The old corollary to that old adage, “There’s no substitute for cubic inches,” is “except rectangular money”–and who would know better than Carroll Shelby. When the Cobra 289 peaked out on the racetrack, there were several ways of making it go faster–most expensive, one cheap. One of the more expensive ways was the Daytona coupe body. The late Ken Miles found a better way. At Sebring in 1964, he shoehorned a Ford 427 NASCARized engine into a Cobra roadster. The experiment came to rest, sorely bent, against a palm tree, but Miles persisted. By the end of the season, at Nassau, he had another one bolted together. It blew up, but the die was cast. Early in 1965, Shelby announced the Cobra II with a 427 cu. in. V-8 replacing the 289. That June, at Le Mans, two of Ford’s rear-engined GT prototypes appeared with the big 427 instead of the 289. The Europeans hooted and jeered at the bulky, heavy, unsophisticated V-8 with its pushrods and single four-barrel carburetor.

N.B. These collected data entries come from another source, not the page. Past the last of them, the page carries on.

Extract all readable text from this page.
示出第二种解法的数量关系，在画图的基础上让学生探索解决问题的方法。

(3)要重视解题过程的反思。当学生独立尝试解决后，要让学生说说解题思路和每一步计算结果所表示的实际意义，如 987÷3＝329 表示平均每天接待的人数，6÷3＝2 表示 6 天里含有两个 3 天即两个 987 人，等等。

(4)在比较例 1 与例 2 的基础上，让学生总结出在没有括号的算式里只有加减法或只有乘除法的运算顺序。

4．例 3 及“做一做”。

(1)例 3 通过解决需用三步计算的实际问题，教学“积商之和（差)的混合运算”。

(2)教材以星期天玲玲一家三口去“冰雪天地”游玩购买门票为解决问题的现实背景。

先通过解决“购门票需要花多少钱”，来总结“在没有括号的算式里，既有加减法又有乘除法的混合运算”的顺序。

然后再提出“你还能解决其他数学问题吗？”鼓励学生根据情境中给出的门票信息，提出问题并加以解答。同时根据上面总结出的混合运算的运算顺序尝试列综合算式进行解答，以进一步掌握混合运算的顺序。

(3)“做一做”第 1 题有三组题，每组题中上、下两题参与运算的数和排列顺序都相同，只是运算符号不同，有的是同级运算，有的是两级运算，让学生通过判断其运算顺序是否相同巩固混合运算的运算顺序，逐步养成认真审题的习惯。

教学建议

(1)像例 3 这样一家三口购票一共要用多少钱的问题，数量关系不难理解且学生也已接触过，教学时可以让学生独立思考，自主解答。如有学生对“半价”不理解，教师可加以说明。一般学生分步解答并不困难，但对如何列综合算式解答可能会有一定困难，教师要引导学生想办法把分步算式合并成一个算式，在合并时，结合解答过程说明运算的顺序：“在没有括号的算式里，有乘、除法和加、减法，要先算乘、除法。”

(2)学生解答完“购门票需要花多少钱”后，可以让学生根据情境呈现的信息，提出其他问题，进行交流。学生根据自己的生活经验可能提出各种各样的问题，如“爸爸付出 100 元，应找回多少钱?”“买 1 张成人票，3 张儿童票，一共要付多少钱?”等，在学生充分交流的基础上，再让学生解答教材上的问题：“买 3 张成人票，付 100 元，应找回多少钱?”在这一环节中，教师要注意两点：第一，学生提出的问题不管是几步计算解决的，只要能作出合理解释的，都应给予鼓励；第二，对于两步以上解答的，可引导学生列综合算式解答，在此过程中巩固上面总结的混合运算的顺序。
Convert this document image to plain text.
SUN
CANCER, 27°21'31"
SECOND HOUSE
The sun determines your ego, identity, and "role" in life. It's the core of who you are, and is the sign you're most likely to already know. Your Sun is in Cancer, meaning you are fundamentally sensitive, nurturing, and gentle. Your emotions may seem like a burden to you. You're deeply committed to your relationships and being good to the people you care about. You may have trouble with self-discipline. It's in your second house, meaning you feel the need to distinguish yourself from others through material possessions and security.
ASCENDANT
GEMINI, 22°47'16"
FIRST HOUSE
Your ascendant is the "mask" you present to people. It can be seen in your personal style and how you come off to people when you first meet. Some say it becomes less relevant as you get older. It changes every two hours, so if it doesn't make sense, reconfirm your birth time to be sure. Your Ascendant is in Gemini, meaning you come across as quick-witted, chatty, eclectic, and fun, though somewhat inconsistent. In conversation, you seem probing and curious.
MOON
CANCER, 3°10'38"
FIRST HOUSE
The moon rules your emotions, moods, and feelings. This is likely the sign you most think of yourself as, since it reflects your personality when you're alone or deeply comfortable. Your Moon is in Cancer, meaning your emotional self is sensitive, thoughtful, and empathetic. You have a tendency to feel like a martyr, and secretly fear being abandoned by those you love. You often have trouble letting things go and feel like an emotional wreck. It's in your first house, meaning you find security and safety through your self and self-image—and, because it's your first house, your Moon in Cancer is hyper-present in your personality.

A year later, Ford 427s swept the first three places at the French classic, with Shelby’s two entries dead-heating the final lap. What the 427s had beaten was a team of 270 cu. in. Ferrari V-12s with multiple carburetion and four overhead camshafts. The Italian engine developed almost as much horsepower as the Ford–425 hp vs. 485–but it was much more tautly stressed and, therefore, fragile. Which is the whole point of 7-liter Fords, Cobras, and now, Shelby Mustangs.